Barbara Bush, said Laura Bush, “believed that every child is deserving of human kindness, compassion and love.”
“In 2018, can we not as a nation find a kinder, more compassionate and more moral answer to this current crisis?” Laura Bush added. “I, for one, believe we can.”
Melania Trump’s communications director, Stephanie Grisham, issued a statement from the first lady Sunday: “Mrs. Trump hates to see children separated from their families and hopes both sides of the aisle can finally come together to achieve successful immigration reform. She believes we need to be a country that follows all laws, but also a country that governs with heart.”
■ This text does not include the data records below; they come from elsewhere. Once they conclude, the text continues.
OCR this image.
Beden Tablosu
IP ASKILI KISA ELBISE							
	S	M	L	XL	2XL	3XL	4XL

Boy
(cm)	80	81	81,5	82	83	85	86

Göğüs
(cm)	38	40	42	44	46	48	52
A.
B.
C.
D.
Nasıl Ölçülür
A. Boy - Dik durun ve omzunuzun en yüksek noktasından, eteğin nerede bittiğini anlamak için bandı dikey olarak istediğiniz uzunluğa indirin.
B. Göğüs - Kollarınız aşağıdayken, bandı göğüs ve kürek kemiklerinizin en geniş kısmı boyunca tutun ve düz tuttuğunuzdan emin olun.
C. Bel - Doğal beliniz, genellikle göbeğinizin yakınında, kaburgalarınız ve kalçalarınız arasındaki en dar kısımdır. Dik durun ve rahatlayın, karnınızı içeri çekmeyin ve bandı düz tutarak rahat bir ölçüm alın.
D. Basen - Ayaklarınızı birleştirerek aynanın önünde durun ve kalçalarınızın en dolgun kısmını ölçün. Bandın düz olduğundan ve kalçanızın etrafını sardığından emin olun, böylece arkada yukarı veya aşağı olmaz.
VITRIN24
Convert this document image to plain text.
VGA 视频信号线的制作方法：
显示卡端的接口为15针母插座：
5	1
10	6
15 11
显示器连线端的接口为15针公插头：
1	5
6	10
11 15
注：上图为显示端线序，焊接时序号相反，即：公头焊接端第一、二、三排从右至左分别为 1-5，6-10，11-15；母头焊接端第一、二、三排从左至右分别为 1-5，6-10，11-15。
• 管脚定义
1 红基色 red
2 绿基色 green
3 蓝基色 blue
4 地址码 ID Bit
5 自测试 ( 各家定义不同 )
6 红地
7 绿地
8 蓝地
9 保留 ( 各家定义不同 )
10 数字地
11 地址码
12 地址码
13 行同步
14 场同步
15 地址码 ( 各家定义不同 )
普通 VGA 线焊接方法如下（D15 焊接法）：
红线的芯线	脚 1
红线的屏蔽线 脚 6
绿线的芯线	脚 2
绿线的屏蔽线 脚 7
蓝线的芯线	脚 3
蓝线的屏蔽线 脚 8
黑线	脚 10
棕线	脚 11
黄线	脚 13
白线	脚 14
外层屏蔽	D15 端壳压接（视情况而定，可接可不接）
House Republicans are pushing an immigration bill meant to be a compromise that is expected to get few new takers, as it includes the Trump “pillars” of ending family reunification and allocates $25 billion to fund a border wall while providing a pathway to citizenship for Deferred Action for Childhood Arrivals Beneficiaries, or DREAMers.
A more conservative version of the bill would limits DREAMers to receiving residency permits, eliminates the diversity lottery, and slashes legal immigration as well as asylum allowances.
Senate Minority Leader Chuck Schumer (D-N.Y.) declared that the compromise “holds DREAMers and kids who have been separated from their parents hostage in order to cut legal immigration and enact the hard right’s immigration agenda.”
“If the House moderates really want to get something done on immigration, they should not be duped by their leadership for a bill that they know isn’t going anywhere,” he added.